Ce n’est pas tout, loin s’en faut. Un paragraphe entier s’est permis de se mettre entre parenthèses, tandis que la seule phrase qui l’était s’en est retrouvée dénuée, rendant le texte dénué de sens, alors que je l’avais bel et bien écrit de gauche à droite et de haut en bas, procédé sans lequel le moindre écrit n’a ni queue ni tête.
« Une phrase entière a franchi la frontière nord » m’a prévenu un ami douanier. Pas n’importe quelle frontière, c’eut été trop simple, mais celle du Tüpøtegrathai (Tupeutegrathai ou Tüpötegrathai). Autant dire que je ne suis pas prêt de la récupérer. Et en supposant que j’aie une vague idée de l’endroit où je peux la retrouver, comment la reconnaître si elle a été traduite, et mal traduite, dans une langue étrangère qu’au demeurant plus grand monde ne pratique de nos jours, et encore moins de nos nuits, mis à part ceux dont c’est la langue maternelle ou paternelle si leur mère les a abandonnés lorsqu’ils étaient minots.
Biffant les tirets qui les précèdent, des dialogues ont joué la carte de l’émancipation. Avec ça, allez comprendre qui dit quoi et à qui. Et un tiret de dialogue biffé, je vous laisse imaginer à quoi ça peut ressembler…
Ce n’est pas tout, encore plus loin s’en faut, mais je préfère ne pas en rajouter au cas où d’autres petits rigolos (je parle des mots, phrases, paragraphes qui constituent ce que je suis en train d’écrire) décident de se faire la belle. Alors je vais vite finir.
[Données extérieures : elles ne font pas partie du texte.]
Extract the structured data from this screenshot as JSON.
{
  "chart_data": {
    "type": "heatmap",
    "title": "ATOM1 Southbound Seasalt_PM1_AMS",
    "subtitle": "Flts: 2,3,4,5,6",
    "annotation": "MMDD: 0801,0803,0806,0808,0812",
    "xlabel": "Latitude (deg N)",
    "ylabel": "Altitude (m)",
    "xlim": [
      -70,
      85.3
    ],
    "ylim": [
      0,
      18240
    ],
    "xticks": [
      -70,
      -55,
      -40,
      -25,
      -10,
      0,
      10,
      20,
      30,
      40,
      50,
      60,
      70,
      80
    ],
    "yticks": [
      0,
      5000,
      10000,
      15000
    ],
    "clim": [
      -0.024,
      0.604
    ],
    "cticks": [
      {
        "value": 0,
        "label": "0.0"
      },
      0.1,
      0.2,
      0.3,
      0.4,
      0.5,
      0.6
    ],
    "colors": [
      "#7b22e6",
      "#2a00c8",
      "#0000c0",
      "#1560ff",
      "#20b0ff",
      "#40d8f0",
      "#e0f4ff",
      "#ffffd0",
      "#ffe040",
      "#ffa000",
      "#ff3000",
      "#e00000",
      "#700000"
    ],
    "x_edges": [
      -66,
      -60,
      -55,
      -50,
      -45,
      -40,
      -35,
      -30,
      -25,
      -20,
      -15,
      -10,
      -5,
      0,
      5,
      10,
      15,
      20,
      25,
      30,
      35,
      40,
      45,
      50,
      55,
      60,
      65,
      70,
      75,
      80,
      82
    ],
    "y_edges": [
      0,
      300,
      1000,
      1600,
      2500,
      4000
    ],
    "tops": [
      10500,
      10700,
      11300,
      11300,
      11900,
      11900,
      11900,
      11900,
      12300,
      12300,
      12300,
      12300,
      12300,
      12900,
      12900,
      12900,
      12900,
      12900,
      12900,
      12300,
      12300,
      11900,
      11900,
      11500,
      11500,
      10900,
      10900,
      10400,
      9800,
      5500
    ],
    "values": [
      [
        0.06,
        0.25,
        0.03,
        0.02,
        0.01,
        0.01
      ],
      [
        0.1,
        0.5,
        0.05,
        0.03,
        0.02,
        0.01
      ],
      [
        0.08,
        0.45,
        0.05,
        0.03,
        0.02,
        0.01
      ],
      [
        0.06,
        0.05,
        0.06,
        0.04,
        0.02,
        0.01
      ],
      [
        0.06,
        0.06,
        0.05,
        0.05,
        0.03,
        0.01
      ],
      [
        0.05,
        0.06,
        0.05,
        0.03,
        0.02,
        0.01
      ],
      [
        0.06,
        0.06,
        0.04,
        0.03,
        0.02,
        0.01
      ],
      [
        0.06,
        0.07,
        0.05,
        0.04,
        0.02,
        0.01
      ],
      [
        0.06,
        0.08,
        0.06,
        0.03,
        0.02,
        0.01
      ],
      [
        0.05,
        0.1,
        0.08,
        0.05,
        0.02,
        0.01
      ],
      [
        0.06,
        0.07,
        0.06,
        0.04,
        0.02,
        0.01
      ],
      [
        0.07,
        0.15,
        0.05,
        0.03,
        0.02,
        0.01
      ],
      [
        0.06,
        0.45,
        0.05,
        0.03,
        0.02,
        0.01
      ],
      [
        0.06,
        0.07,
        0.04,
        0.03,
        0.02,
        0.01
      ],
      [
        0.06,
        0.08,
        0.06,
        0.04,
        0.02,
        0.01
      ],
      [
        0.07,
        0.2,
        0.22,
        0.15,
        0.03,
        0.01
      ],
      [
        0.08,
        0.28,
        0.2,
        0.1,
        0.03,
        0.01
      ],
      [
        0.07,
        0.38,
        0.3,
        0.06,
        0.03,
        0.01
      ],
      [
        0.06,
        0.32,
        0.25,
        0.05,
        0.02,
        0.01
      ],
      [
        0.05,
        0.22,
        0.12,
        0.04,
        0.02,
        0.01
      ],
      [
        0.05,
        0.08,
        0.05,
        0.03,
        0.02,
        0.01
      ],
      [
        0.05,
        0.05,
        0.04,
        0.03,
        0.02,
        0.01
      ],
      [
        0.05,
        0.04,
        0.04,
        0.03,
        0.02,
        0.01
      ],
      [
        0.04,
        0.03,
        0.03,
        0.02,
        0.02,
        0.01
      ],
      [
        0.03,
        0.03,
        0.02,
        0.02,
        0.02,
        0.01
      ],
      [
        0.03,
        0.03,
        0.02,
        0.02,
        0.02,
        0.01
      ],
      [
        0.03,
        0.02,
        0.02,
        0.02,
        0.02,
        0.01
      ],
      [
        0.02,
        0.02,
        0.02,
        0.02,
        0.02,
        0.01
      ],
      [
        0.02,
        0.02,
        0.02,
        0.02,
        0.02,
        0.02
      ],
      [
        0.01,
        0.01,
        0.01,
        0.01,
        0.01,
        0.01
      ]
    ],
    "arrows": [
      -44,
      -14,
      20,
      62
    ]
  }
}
Bon. Tout ça pour dire que, en ce qui concerne mon article du 30 précédent celui courant, donc du 30 juillet, c’est bel et bien râpé. Si vous l’avez attendu, j’en suis autant marri que désolé. Par ailleurs, et étant donné que ma compassion me porte à m’attrister pour vous, inutile donc de conserver ce masque de douleur que vous feriez mieux de garder pour les grandes occasions. Il y en aura, ne désespérez pas, et il y en a déjà. L’Afrique septentrionale, vous connaissez ? Et le Moyen Orient, ça vous dit quelque chose ?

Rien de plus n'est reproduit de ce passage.